The glorious Rocky Mountains behind Greater Denver awed Zhu. They were so beautiful and majestic. The vast urban area spread out before him. Denver had skyscrapers just like Los Angeles. High in the atmosphere, fighters, bombers and drones left white contrails. Occasionally, one of the machines dropped like a pile of junk, as if one of the gods had emptied his trash bin.
The summons had come for them a week ago. Zhu had watched the quick build-up, the trucks coming every minute of every hour. It seemed like the entire Chinese Army had come for the main event. Tian had told him otherwise. Tenth and Fifteenth Armies were here, to take the great urban sprawl from these greedy Americans. The rest of Third Front kept going north.
“This one is going to be bloody,” Tian said.
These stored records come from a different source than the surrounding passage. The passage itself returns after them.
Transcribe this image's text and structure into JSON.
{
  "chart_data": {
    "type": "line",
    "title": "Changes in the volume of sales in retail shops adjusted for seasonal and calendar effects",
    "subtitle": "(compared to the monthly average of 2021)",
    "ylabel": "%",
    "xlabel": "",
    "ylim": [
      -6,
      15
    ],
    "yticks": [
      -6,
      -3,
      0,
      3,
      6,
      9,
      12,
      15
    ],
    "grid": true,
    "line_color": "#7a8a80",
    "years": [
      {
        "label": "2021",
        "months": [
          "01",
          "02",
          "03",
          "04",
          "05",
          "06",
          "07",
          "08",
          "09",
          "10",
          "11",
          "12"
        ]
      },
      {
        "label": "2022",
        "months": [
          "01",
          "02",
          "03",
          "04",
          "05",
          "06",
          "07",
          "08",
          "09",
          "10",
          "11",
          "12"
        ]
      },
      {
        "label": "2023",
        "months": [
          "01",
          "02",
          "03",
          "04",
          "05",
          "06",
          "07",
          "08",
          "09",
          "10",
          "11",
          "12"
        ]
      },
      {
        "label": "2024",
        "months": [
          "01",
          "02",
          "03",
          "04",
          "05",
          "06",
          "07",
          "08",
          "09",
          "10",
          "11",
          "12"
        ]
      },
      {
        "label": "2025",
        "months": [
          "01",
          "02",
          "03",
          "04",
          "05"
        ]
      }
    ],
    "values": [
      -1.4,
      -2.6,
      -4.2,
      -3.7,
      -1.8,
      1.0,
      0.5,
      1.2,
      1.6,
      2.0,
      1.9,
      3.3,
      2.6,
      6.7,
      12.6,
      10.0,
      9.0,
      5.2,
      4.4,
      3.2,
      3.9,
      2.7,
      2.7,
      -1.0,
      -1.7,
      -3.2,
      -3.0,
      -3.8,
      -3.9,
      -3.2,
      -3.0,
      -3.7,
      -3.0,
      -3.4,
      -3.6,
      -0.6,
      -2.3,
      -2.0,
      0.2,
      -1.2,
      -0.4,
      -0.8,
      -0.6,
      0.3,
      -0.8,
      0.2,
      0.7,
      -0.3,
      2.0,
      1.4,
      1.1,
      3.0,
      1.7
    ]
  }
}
“Another Los Angeles?” asked Zhu.
“No. We’re going to win this one.”
Zhu lowered his binoculars to glance at the thick First Rank. Tian had a wrestler’s bulky neck and sloping shoulders. A thick vein stood out in his neck.
“We beat the Americans in California,” Zhu said.
It was Tian’s turn to lower his binoculars. He motioned to Zhu, and they backed away from the edge of the building. Who knew when an American sniper might take a potshot at one of them? Tian lay back against his jetpack so his eyes peered up at the clouds.
Zhu did likewise against his jetpack.
“We killed a lot of Americans in California,” Tian said in a low voice. “But we did not win the campaign.”
“We took their city from them.”
Tian shook his head. “We were supposed to take the state, not just its biggest city.”
“We’ll take Denver,” Zhu said. “Then we’ll take this state just as we’ve taken New Mexico, Texas, Louisiana, Arkansas and Oklahoma.”
“Very good, Zhu,” Tian said in his mocking voice. “Can you recite all the other states we need to capture to win this campaign?”
“I cannot, no.”
“Listen,” Tian said. “I’ve seen the directive. We’re supposed to capture the most important slice of Colorado, Kansas, Missouri, Iowa, Nebraska, Wyoming, half of Montana, South and North Dakota and Minnesota. That’s ten more states. So far, we’ve taken five, and winter is now upon us.”